The NHL has put up a rather short and edited blog roll on nhl.com. I’ve been of the impression that blogs are the vox populi, what the average puck head offers as an assist to the other hockey fan. Or just blunt commentary on why it costs $25 to feed two people at the Meadowlands, or why the Devils keep holding out for Scott Stevens to return to the team even though they’ve announced a date to retire his number.

It’s not the the NHL blogs are bad — Robbie Merrill (bass player for one of my pre-game fave bands Godsmack) is funny and articulate. A recent post about Guy Kawasaki captures some of the very reasons I started playing again after an 18-year off season. But what about the other millions of fans, worldwide, who have something to say?

Note to NHL online execs: open up the blogosphere. Run ads in our blogs, it’s fair, but give the fans a voice and an outlet again. Otherwise the NHL blogs are simply columns written by folks who miss a sports beat.

8-4-4-2-8-0

Tuesday, January 10th, 2006

8 points

4 games

4 wins

2 goals

8th place in the Eastern Conference - playoff eligible

0 skaters wearing the captain’s “C” on the sweater

Devils beat the Flyers 3-0, Elias notches two more assists, he’s +3 on the night, and the Devils can see hockey in April. Having Elias back on the ice for the Devils is better (and less fattening) than bringing home the chalupa at a Mavericks game.

Pasteboard Empire

Tuesday, January 10th, 2006

It started out quite simply: We were going to collect every Patrik Elias hockey card in print. This started after my son received several packs, boxes and piles of hockey cards as gifts for Hanukah and his birthday one year, and accelerated after I re-discovered my love of collecting things. Having eBay as a place to browse and discover what’s new certainly put fuel on the fire.

More than 30 years ago, card collecting was pretty simple. Cards came out in wax packs with bubble gum inserts, sometimes a small comic or a coin thrown in as well by the world-famous Topps company. You traded cards with your friends, flipped them before school and during recess, and built up a small pasteboard empire. The third estate of that same kingdom got stuck into the spokes of your bicycle wheels, held in place by clothespins that we deny, to this day, we stole from our mothers’ laundry rooms.

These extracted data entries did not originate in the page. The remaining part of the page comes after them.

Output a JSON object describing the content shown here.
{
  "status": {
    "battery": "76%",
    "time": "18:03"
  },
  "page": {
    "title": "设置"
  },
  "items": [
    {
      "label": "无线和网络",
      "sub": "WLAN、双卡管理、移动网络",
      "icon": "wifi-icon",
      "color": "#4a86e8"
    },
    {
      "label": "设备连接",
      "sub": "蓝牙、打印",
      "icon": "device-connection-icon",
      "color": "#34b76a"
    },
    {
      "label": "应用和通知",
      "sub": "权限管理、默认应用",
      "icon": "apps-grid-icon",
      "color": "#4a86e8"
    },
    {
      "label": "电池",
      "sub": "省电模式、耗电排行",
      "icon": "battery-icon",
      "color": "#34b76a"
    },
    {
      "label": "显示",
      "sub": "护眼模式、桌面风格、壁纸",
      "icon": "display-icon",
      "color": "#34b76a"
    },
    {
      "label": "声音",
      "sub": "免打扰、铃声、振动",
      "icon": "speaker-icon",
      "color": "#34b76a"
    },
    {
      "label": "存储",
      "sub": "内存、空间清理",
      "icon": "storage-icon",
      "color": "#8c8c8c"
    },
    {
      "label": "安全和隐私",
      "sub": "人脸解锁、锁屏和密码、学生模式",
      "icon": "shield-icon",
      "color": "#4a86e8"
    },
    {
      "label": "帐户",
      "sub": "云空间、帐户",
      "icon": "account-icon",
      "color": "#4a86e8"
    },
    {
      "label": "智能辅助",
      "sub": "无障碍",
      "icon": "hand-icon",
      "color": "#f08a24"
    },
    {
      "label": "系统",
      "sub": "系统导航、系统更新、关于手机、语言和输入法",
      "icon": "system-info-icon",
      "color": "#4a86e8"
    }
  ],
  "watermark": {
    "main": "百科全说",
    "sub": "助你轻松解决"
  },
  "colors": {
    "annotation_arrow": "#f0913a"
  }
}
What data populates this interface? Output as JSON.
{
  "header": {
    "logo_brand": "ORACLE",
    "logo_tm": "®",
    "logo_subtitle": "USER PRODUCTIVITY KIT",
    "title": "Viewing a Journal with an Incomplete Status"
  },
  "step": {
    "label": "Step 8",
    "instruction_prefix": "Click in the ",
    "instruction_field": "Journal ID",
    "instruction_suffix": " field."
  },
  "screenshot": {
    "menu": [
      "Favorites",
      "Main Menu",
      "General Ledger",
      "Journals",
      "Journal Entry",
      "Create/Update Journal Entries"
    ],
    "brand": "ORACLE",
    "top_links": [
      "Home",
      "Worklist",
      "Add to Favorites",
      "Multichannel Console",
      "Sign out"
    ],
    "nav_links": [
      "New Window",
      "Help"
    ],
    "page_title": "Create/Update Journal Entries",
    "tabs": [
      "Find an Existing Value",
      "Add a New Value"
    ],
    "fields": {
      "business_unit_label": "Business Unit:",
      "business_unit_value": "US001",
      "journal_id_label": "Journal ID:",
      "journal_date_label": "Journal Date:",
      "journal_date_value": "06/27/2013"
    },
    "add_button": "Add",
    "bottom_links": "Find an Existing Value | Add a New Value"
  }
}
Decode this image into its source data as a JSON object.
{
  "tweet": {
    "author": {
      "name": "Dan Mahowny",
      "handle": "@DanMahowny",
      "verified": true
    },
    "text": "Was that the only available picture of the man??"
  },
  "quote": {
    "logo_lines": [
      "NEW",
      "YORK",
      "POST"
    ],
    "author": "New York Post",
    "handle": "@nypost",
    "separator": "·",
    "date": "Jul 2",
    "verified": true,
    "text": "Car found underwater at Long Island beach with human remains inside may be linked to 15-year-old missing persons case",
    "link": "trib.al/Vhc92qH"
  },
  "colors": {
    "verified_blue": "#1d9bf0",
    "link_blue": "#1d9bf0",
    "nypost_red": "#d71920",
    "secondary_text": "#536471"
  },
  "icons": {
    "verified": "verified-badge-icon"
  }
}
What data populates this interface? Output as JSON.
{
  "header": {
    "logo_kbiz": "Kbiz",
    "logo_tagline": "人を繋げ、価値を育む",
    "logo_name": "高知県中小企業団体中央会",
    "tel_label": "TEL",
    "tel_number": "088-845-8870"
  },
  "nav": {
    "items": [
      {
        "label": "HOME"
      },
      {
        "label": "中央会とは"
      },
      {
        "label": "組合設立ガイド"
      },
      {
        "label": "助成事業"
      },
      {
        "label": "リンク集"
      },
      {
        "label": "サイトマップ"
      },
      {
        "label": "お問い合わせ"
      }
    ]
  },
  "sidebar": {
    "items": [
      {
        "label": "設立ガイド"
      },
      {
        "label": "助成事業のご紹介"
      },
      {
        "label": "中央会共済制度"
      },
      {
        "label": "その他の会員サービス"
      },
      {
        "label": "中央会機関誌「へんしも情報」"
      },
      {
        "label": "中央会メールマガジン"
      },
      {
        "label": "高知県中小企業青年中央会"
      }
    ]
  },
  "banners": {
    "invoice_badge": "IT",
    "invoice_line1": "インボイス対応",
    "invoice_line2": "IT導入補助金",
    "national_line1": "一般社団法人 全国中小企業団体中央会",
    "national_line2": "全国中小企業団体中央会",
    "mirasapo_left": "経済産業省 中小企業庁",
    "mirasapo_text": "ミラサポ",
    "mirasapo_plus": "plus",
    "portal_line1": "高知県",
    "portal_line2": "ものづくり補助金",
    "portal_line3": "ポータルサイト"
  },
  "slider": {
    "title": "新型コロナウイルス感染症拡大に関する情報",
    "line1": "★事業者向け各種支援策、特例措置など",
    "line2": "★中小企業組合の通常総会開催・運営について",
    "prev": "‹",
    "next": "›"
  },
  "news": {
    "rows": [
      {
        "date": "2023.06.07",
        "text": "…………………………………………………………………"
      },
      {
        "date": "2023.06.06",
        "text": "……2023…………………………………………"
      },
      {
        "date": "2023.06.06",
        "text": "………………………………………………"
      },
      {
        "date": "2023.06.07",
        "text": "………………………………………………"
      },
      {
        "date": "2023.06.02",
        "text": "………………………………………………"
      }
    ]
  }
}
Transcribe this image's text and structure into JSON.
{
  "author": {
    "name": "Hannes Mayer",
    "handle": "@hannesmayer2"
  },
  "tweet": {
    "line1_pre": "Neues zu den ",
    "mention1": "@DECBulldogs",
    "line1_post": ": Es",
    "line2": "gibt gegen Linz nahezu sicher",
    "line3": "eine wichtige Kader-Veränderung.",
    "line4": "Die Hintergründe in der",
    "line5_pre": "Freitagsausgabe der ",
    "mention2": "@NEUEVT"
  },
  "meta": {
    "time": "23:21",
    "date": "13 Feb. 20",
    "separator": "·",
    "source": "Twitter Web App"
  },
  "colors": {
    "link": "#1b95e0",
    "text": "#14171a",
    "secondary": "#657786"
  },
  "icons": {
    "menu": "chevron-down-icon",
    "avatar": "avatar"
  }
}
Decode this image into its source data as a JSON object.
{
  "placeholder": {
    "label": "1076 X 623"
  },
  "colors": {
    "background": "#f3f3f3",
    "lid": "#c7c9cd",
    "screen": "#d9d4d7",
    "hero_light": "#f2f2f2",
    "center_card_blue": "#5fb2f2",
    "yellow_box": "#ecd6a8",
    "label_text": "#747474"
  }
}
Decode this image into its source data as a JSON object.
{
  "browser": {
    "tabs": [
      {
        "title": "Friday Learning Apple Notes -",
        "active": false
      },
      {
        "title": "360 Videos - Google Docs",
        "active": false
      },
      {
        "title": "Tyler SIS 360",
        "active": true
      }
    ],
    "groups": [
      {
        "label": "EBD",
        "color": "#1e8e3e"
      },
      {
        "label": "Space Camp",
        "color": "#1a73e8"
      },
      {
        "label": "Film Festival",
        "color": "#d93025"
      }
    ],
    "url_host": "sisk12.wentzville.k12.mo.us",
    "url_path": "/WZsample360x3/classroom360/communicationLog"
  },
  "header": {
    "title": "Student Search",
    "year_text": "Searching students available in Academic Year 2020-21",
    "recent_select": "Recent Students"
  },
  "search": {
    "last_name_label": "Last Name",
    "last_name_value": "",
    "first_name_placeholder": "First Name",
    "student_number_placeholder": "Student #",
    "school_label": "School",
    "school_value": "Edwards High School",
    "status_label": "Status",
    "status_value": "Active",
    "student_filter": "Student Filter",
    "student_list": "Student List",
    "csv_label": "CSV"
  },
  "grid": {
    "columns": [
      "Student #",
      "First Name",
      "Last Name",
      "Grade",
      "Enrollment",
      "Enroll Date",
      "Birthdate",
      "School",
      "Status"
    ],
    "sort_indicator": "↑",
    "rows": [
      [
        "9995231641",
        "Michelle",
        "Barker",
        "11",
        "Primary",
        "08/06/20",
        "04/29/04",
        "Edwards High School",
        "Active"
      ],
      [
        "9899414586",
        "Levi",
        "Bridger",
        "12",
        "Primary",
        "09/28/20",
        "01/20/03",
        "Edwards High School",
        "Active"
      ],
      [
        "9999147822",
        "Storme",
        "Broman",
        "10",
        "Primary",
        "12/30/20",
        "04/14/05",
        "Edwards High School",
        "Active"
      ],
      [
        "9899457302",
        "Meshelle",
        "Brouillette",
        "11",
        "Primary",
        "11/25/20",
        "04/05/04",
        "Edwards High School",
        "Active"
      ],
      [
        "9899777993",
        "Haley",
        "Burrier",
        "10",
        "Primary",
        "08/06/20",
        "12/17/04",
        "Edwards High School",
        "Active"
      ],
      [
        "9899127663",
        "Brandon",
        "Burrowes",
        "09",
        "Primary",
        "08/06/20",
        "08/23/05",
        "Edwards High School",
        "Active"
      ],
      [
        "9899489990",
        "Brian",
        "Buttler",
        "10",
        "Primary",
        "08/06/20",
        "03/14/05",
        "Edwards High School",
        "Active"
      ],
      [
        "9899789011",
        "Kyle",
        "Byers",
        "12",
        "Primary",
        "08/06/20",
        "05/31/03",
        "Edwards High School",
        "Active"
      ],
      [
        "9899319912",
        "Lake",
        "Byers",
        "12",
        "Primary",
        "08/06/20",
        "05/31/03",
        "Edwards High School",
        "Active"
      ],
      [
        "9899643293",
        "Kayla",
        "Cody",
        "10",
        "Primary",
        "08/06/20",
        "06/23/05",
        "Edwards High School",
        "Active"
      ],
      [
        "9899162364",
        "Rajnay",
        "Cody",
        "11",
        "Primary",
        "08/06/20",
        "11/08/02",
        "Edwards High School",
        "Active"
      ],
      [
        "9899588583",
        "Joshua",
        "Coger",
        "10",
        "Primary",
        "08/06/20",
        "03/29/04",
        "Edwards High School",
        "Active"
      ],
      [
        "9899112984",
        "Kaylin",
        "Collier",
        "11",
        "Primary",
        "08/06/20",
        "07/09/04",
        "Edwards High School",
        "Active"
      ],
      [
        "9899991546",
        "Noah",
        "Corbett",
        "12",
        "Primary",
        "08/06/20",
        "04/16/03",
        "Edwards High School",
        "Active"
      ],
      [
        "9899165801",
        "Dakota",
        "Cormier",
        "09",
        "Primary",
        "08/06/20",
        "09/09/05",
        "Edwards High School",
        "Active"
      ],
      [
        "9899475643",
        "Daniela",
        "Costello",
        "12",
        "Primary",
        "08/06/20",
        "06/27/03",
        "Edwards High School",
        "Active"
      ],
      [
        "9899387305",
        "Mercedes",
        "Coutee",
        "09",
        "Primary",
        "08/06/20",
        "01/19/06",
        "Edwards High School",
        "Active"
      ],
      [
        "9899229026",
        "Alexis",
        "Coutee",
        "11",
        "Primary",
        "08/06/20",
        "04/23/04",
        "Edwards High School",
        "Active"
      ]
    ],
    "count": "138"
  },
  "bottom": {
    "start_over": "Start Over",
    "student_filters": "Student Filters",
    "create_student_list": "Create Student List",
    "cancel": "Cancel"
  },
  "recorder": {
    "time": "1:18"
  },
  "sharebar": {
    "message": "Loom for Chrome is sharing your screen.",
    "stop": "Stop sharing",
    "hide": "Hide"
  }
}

There was no after market for cards other than the kids you knew from the neighborhood. Scarcity simply didn’t exist as long as the local 7-11 had Topps boxes strategically located near the cash registers.

Card collecting today is a hobby with a capital “h”. “Hobby,” of course, means it’s a child’s activity in which men spent inordinate sums of money because it’s given an air of seriousness and legitimacy. Those quasi-noble qualities come about from scarcity — in addition to the mass produced cards of nearly every player, today you can get cards with autographs, pieces of jerseys, sticks, gloves, pads, pucks, or nets, or “short printed” cards that are serial numbered. Shoving Richie Hebner into the back of my Schwinn wasn’t a crime because there were another 40 Richie Hebner cards around the corner; when you are holding one sample of a card that has only a few peers, you are a bit more careful. We can’t use the Way Back Machine to create more Honus Wagner baseball cards, but we can compete like crazy for the Patrik Elias Upper Deck Ultimate Artifacts Dual Patches Silver insert cards. Only five of them exist. Each one is worth (in collector terms) about the price of a good steak dinner. In New York City.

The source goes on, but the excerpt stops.